Yeah, the whole thing surprised me. MMM makes enough blog income that the risk is a non-issue for him. For the rest of us, it seems highly risky. If you do a margin loan and borrow 30% (the limit is 50%) and the market drops 50% would you be able to sleep at night? Knowing that the market dropping a little more would result in me automatically selling at the bottom would terrify me. If everything goes well, it's fantastic. Borrowing at 1% interest is a great deal. Yes, things have to get really bad for it to not work out. But, if things DO get that bad, it's a HORRIBLE time to sell.
In the case of MMM, buying this particular home seems like a great deal. If his "friend" can't get a mortgage, he can probably sell for a profit.
Here is some math for this scenario:
Initial Value of Stock: $1,000,000
Borrow (30% of initial value): $300,000
Allowed to borrow: $500,000
After the market drops:
Value of Stock: $500,000
Borrowed: $300,000
Allowed to borrow: $250,000
Need to sell: $50,000 of stock at market bottom
The $50,000 is stock that had been valued at $100,000 pre-drop when the decision was made to borrow on margin. Being forced to sell in this case results in a $50,000 loss.
Because of the above, I would say you want to limit this technique to real estate deals you can get because you're able to move quickly, or you're able to purchase something does not qualify for conventional financing.
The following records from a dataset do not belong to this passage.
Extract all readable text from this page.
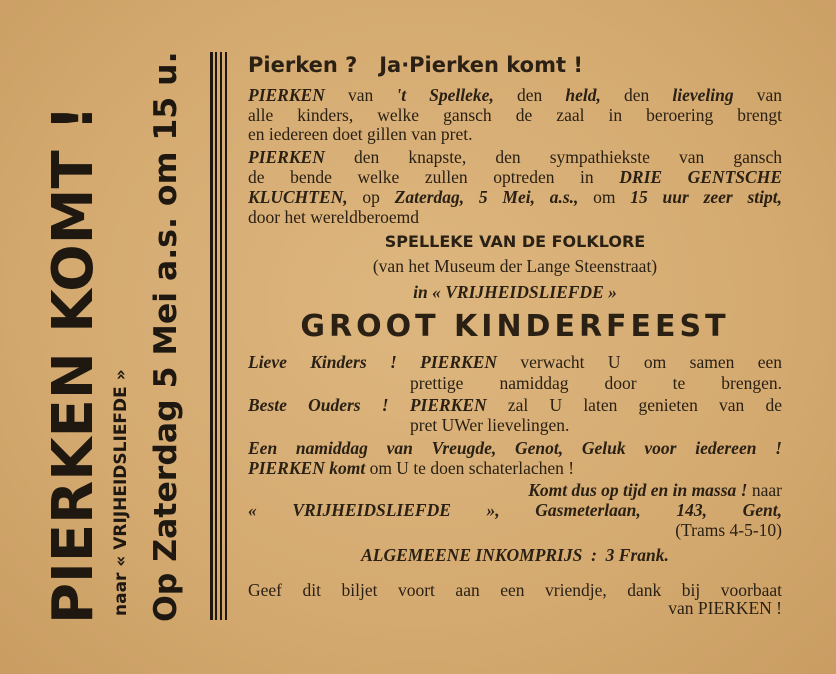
PIERKEN KOMT ! naar « VRIJHEIDSLIEFDE » Op Zaterdag 5 Mei a.s. om 15 u.	Pierken ?   Ja·Pierken komt !
PIERKEN van 't Spelleke, den held, den lieveling van
alle kinders, welke gansch de zaal in beroering brengt
en iedereen doet gillen van pret.
PIERKEN den knapste, den sympathiekste van gansch
de bende welke zullen optreden in DRIE GENTSCHE
KLUCHTEN, op Zaterdag, 5 Mei, a.s., om 15 uur zeer stipt,
door het wereldberoemd
SPELLEKE VAN DE FOLKLORE
(van het Museum der Lange Steenstraat)
in « VRIJHEIDSLIEFDE »
GROOT KINDERFEEST
Lieve Kinders ! PIERKEN verwacht U om samen een
prettige namiddag door te brengen.
Beste Ouders ! PIERKEN zal U laten genieten van de
pret UWer lievelingen.
Een namiddag van Vreugde, Genot, Geluk voor iedereen !
PIERKEN komt om U te doen schaterlachen !
Komt dus op tijd en in massa ! naar
« VRIJHEIDSLIEFDE », Gasmeterlaan, 143, Gent,
(Trams 4-5-10)
ALGEMEENE INKOMPRIJS  :  3 Frank.
Geef dit biljet voort aan een vriendje, dank bij voorbaat
van PIERKEN !
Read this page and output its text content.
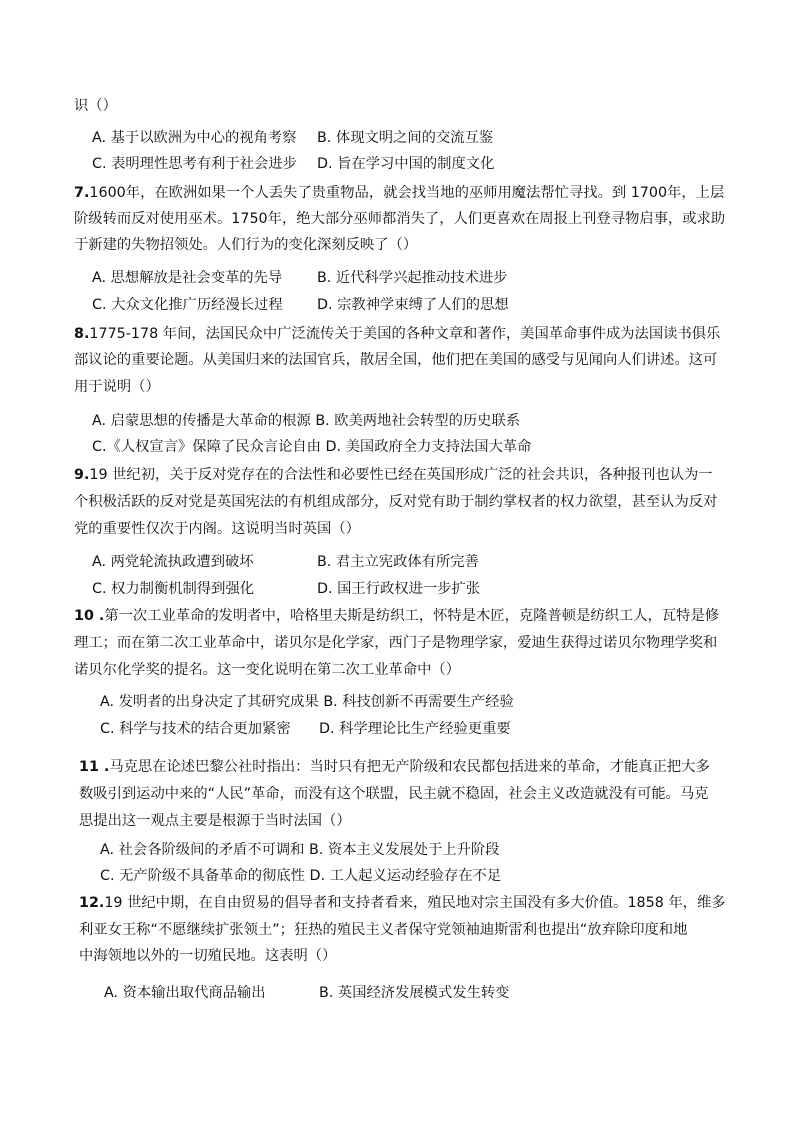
识（）
A. 基于以欧洲为中心的视角考察 B. 体现文明之间的交流互鉴
C. 表明理性思考有利于社会进步 D. 旨在学习中国的制度文化
7.1600年，在欧洲如果一个人丢失了贵重物品，就会找当地的巫师用魔法帮忙寻找。到 1700年，上层
阶级转而反对使用巫术。1750年，绝大部分巫师都消失了，人们更喜欢在周报上刊登寻物启事，或求助
于新建的失物招领处。人们行为的变化深刻反映了（）
A. 思想解放是社会变革的先导 B. 近代科学兴起推动技术进步
C. 大众文化推广历经漫长过程 D. 宗教神学束缚了人们的思想
8.1775-178 年间，法国民众中广泛流传关于美国的各种文章和著作，美国革命事件成为法国读书俱乐
部议论的重要论题。从美国归来的法国官兵，散居全国，他们把在美国的感受与见闻向人们讲述。这可
用于说明（）
A. 启蒙思想的传播是大革命的根源 B. 欧美两地社会转型的历史联系
C.《人权宣言》保障了民众言论自由 D. 美国政府全力支持法国大革命
9.19 世纪初，关于反对党存在的合法性和必要性已经在英国形成广泛的社会共识，各种报刊也认为一
个积极活跃的反对党是英国宪法的有机组成部分，反对党有助于制约掌权者的权力欲望，甚至认为反对
党的重要性仅次于内阁。这说明当时英国（）
A. 两党轮流执政遭到破坏	B. 君主立宪政体有所完善
C. 权力制衡机制得到强化	D. 国王行政权进一步扩张
10 .第一次工业革命的发明者中，哈格里夫斯是纺织工，怀特是木匠，克隆普顿是纺织工人，瓦特是修
理工；而在第二次工业革命中，诺贝尔是化学家，西门子是物理学家，爱迪生获得过诺贝尔物理学奖和
诺贝尔化学奖的提名。这一变化说明在第二次工业革命中（）
A. 发明者的出身决定了其研究成果 B. 科技创新不再需要生产经验
C. 科学与技术的结合更加紧密 D. 科学理论比生产经验更重要
11 .马克思在论述巴黎公社时指出：当时只有把无产阶级和农民都包括进来的革命，才能真正把大多
数吸引到运动中来的“人民”革命，而没有这个联盟，民主就不稳固，社会主义改造就没有可能。马克
思提出这一观点主要是根源于当时法国（）
A. 社会各阶级间的矛盾不可调和 B. 资本主义发展处于上升阶段
C. 无产阶级不具备革命的彻底性 D. 工人起义运动经验存在不足
12.19 世纪中期，在自由贸易的倡导者和支持者看来，殖民地对宗主国没有多大价值。1858 年，维多
利亚女王称“不愿继续扩张领土”；狂热的殖民主义者保守党领袖迪斯雷利也提出“放弃除印度和地
中海领地以外的一切殖民地。这表明（）
A. 资本输出取代商品输出	B. 英国经济发展模式发生转变
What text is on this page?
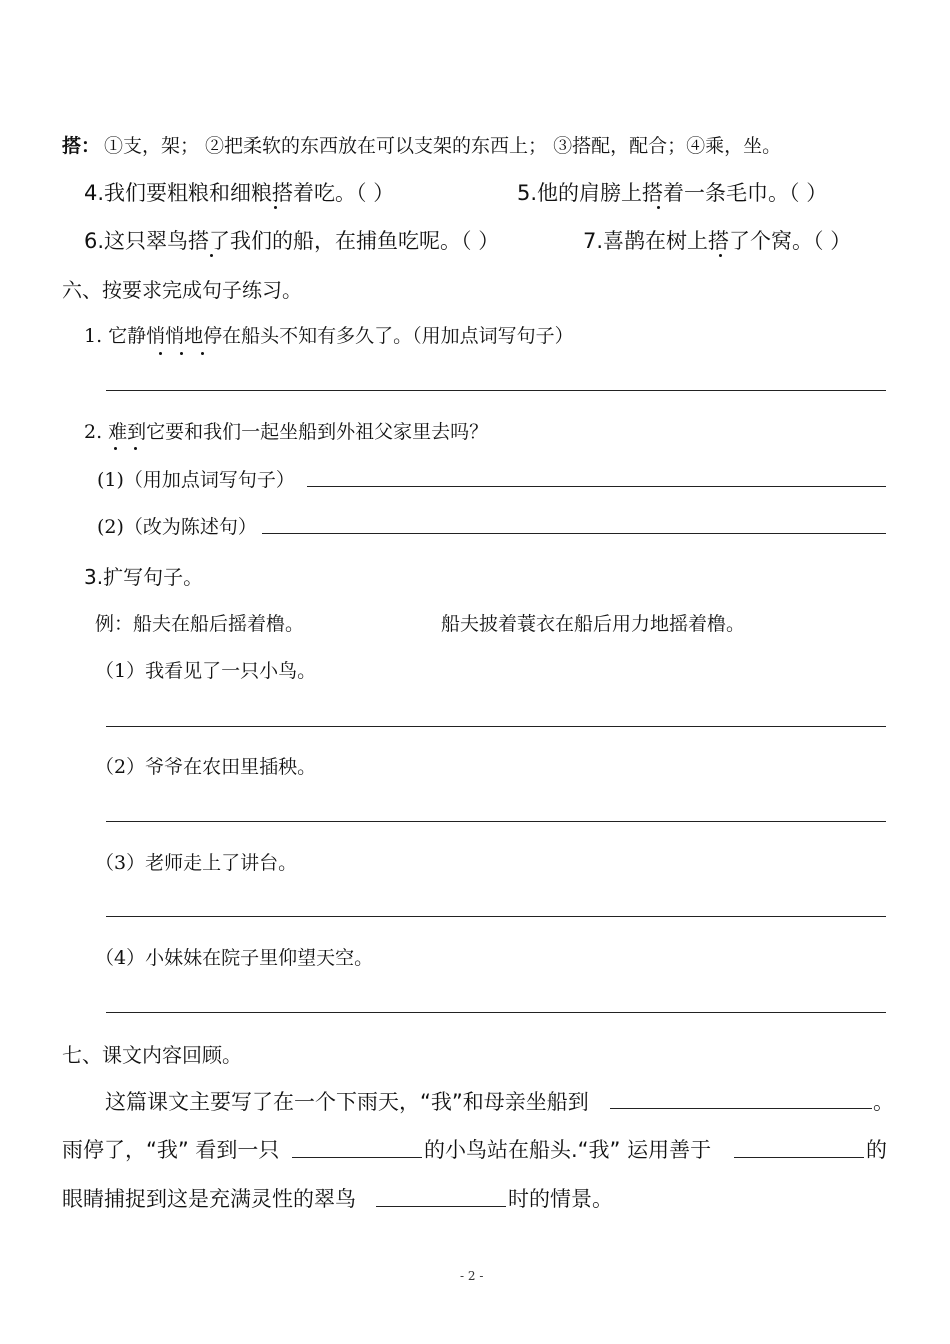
搭： ①支，架； ②把柔软的东西放在可以支架的东西上； ③搭配，配合；④乘，坐。
4.我们要粗粮和细粮搭着吃。（ ）	5.他的肩膀上搭着一条毛巾。（ ）
6.这只翠鸟搭了我们的船，在捕鱼吃呢。（ ）	7.喜鹊在树上搭了个窝。（ ）
六、按要求完成句子练习。
1. 它静悄悄地停在船头不知有多久了。（用加点词写句子）
2. 难到它要和我们一起坐船到外祖父家里去吗？
(1)（用加点词写句子）
(2)（改为陈述句）
3.扩写句子。
例：船夫在船后摇着橹。	船夫披着蓑衣在船后用力地摇着橹。
（1）我看见了一只小鸟。
（2）爷爷在农田里插秧。
（3）老师走上了讲台。
（4）小妹妹在院子里仰望天空。
七、课文内容回顾。
这篇课文主要写了在一个下雨天，“我”和母亲坐船到	。
雨停了，“我” 看到一只	的小鸟站在船头.“我” 运用善于	的
眼睛捕捉到这是充满灵性的翠鸟	时的情景。
- 2 -
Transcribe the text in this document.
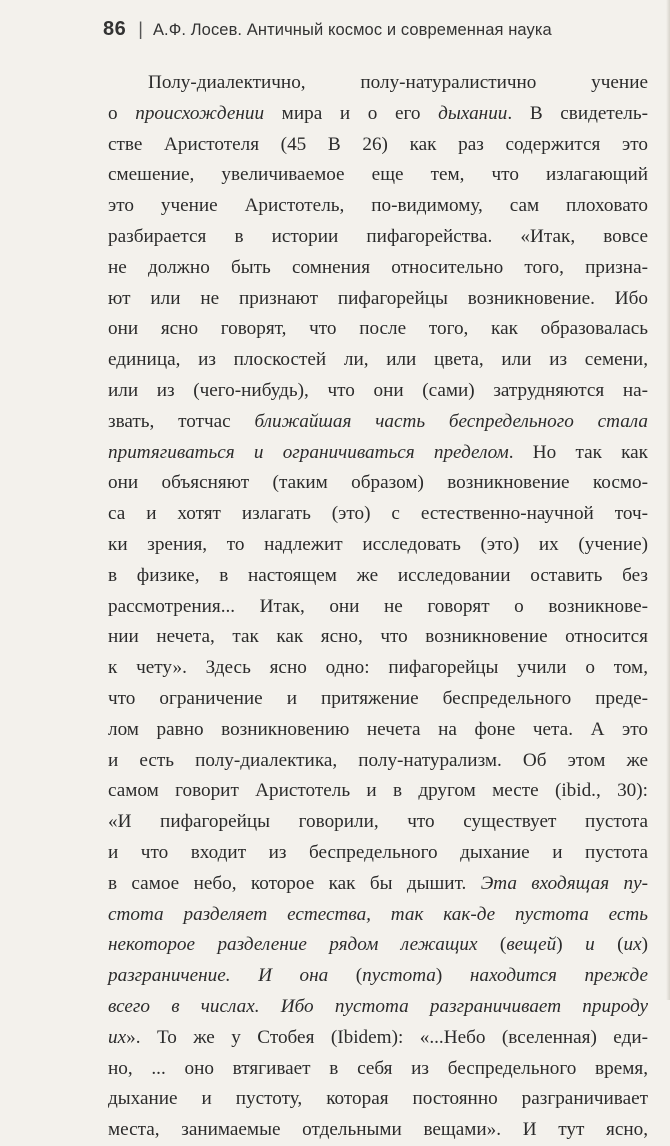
86 | А.Ф. Лосев. Античный космос и современная наука
Полу-диалектично, полу-натуралистично учение
о происхождении мира и о его дыхании. В свидетель-
стве Аристотеля (45 В 26) как раз содержится это
смешение, увеличиваемое еще тем, что излагающий
это учение Аристотель, по-видимому, сам плоховато
разбирается в истории пифагорейства. «Итак, вовсе
не должно быть сомнения относительно того, призна-
ют или не признают пифагорейцы возникновение. Ибо
они ясно говорят, что после того, как образовалась
единица, из плоскостей ли, или цвета, или из семени,
или из (чего-нибудь), что они (сами) затрудняются на-
звать, тотчас ближайшая часть беспредельного стала
притягиваться и ограничиваться пределом. Но так как
они объясняют (таким образом) возникновение космо-
са и хотят излагать (это) с естественно-научной точ-
ки зрения, то надлежит исследовать (это) их (учение)
в физике, в настоящем же исследовании оставить без
рассмотрения... Итак, они не говорят о возникнове-
нии нечета, так как ясно, что возникновение относится
к чету». Здесь ясно одно: пифагорейцы учили о том,
что ограничение и притяжение беспредельного преде-
лом равно возникновению нечета на фоне чета. А это
и есть полу-диалектика, полу-натурализм. Об этом же
самом говорит Аристотель и в другом месте (ibid., 30):
«И пифагорейцы говорили, что существует пустота
и что входит из беспредельного дыхание и пустота
в самое небо, которое как бы дышит. Эта входящая пу-
стота разделяет естества, так как-де пустота есть
некоторое разделение рядом лежащих (вещей) и (их)
разграничение. И она (пустота) находится прежде
всего в числах. Ибо пустота разграничивает природу
их». То же у Стобея (Ibidem): «...Небо (вселенная) еди-
но, ... оно втягивает в себя из беспредельного время,
дыхание и пустоту, которая постоянно разграничивает
места, занимаемые отдельными вещами». И тут ясно,
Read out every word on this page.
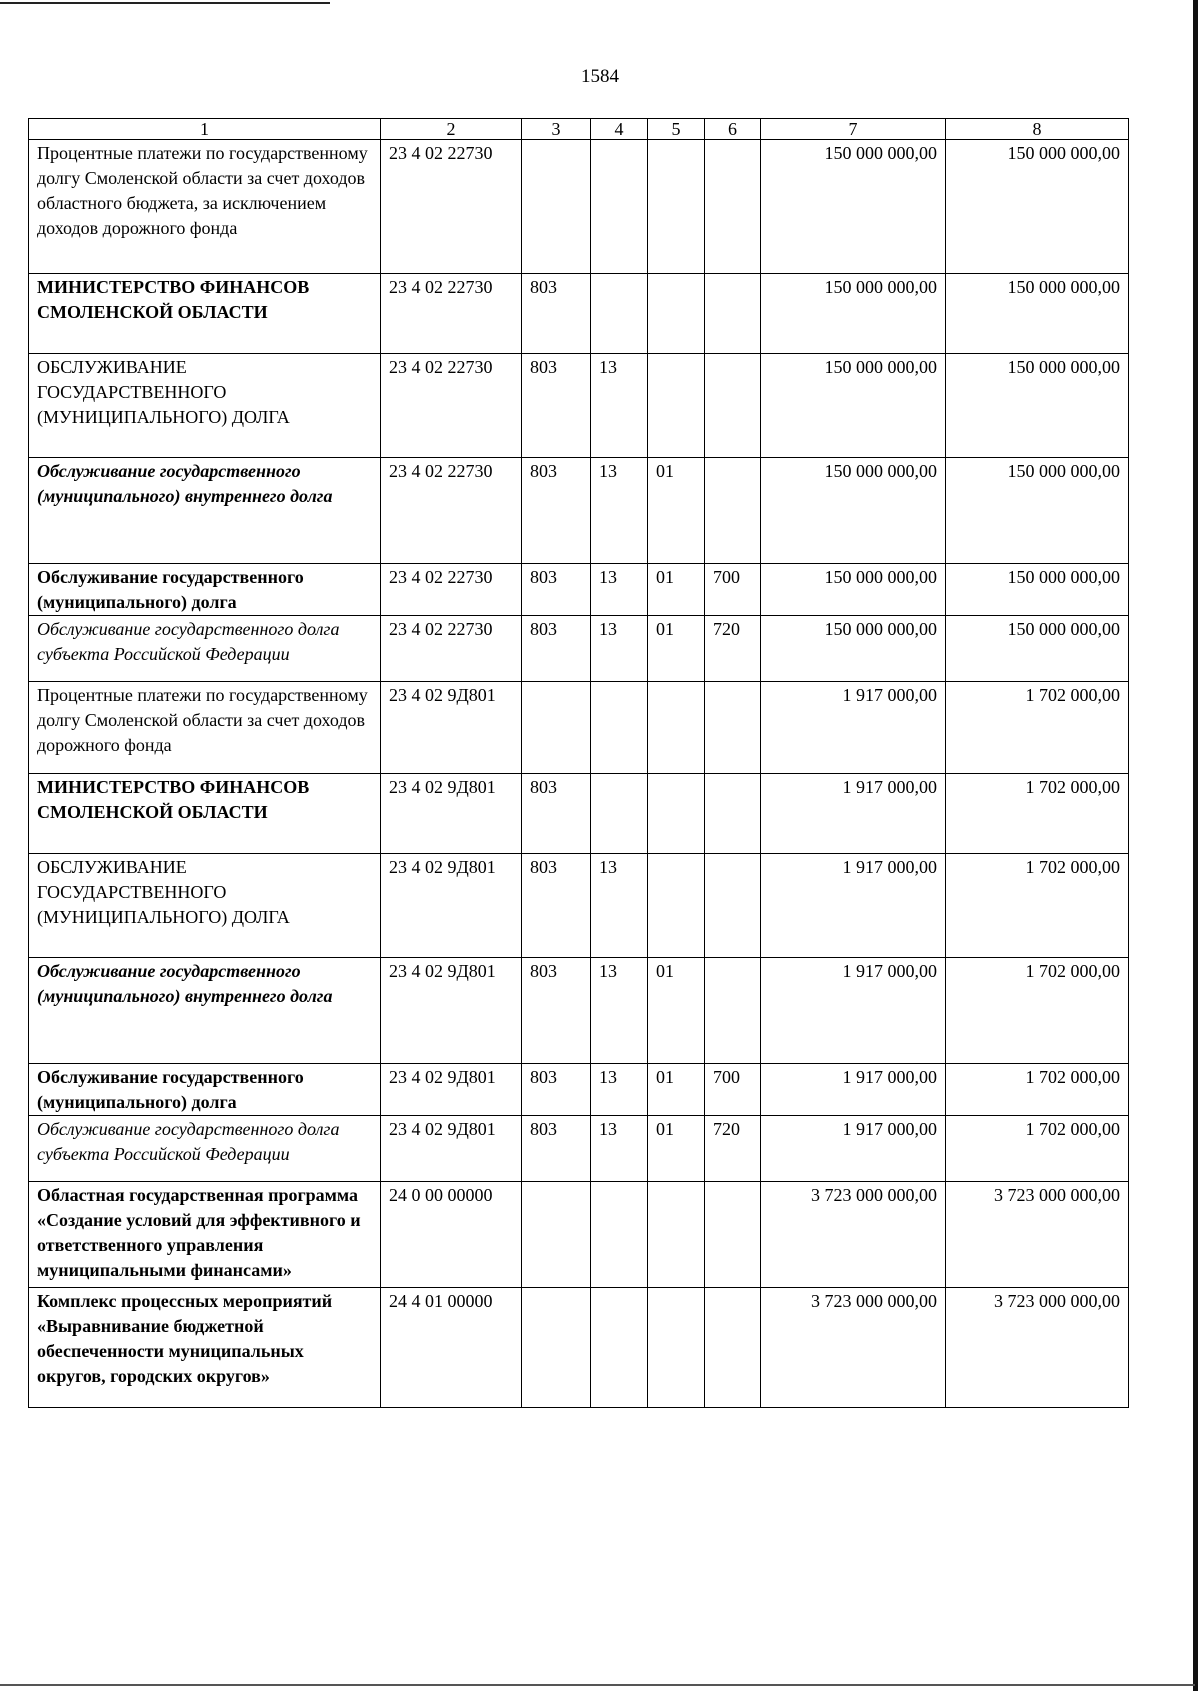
1584
1	2	3	4	5	6	7	8
Процентные платежи по государственному долгу Смоленской области за счет доходов областного бюджета, за исключением доходов дорожного фонда	23 4 02 22730					150 000 000,00	150 000 000,00
МИНИСТЕРСТВО ФИНАНСОВ СМОЛЕНСКОЙ ОБЛАСТИ	23 4 02 22730	803				150 000 000,00	150 000 000,00
ОБСЛУЖИВАНИЕ ГОСУДАРСТВЕННОГО (МУНИЦИПАЛЬНОГО) ДОЛГА	23 4 02 22730	803	13			150 000 000,00	150 000 000,00
Обслуживание государственного (муниципального) внутреннего долга	23 4 02 22730	803	13	01		150 000 000,00	150 000 000,00
Обслуживание государственного (муниципального) долга	23 4 02 22730	803	13	01	700	150 000 000,00	150 000 000,00
Обслуживание государственного долга субъекта Российской Федерации	23 4 02 22730	803	13	01	720	150 000 000,00	150 000 000,00
Процентные платежи по государственному долгу Смоленской области за счет доходов дорожного фонда	23 4 02 9Д801					1 917 000,00	1 702 000,00
МИНИСТЕРСТВО ФИНАНСОВ СМОЛЕНСКОЙ ОБЛАСТИ	23 4 02 9Д801	803				1 917 000,00	1 702 000,00
ОБСЛУЖИВАНИЕ ГОСУДАРСТВЕННОГО (МУНИЦИПАЛЬНОГО) ДОЛГА	23 4 02 9Д801	803	13			1 917 000,00	1 702 000,00
Обслуживание государственного (муниципального) внутреннего долга	23 4 02 9Д801	803	13	01		1 917 000,00	1 702 000,00
Обслуживание государственного (муниципального) долга	23 4 02 9Д801	803	13	01	700	1 917 000,00	1 702 000,00
Обслуживание государственного долга субъекта Российской Федерации	23 4 02 9Д801	803	13	01	720	1 917 000,00	1 702 000,00
Областная государственная программа «Создание условий для эффективного и ответственного управления муниципальными финансами»	24 0 00 00000					3 723 000 000,00	3 723 000 000,00
Комплекс процессных мероприятий «Выравнивание бюджетной обеспеченности муниципальных округов, городских округов»	24 4 01 00000					3 723 000 000,00	3 723 000 000,00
You should also limit this technique to cases where the real estate deal is priced at least ($50,000/$300,000) = 17% below market value due to just the financing. eg.: If the house doesn't qualify for typical financing because it's missing a kitchen, and a kitchen costs $25,000 in your area, you'll want the house to sell for at least:
$300,000 (your purchase price)+$25,000 (cost of kitchen)+$50,000 (possible cost of financing should SHTF)+1%*300,000 (if it's going to take a year to flip, adjust accordingly)
to make sure you're covered in the case of a market meltdown.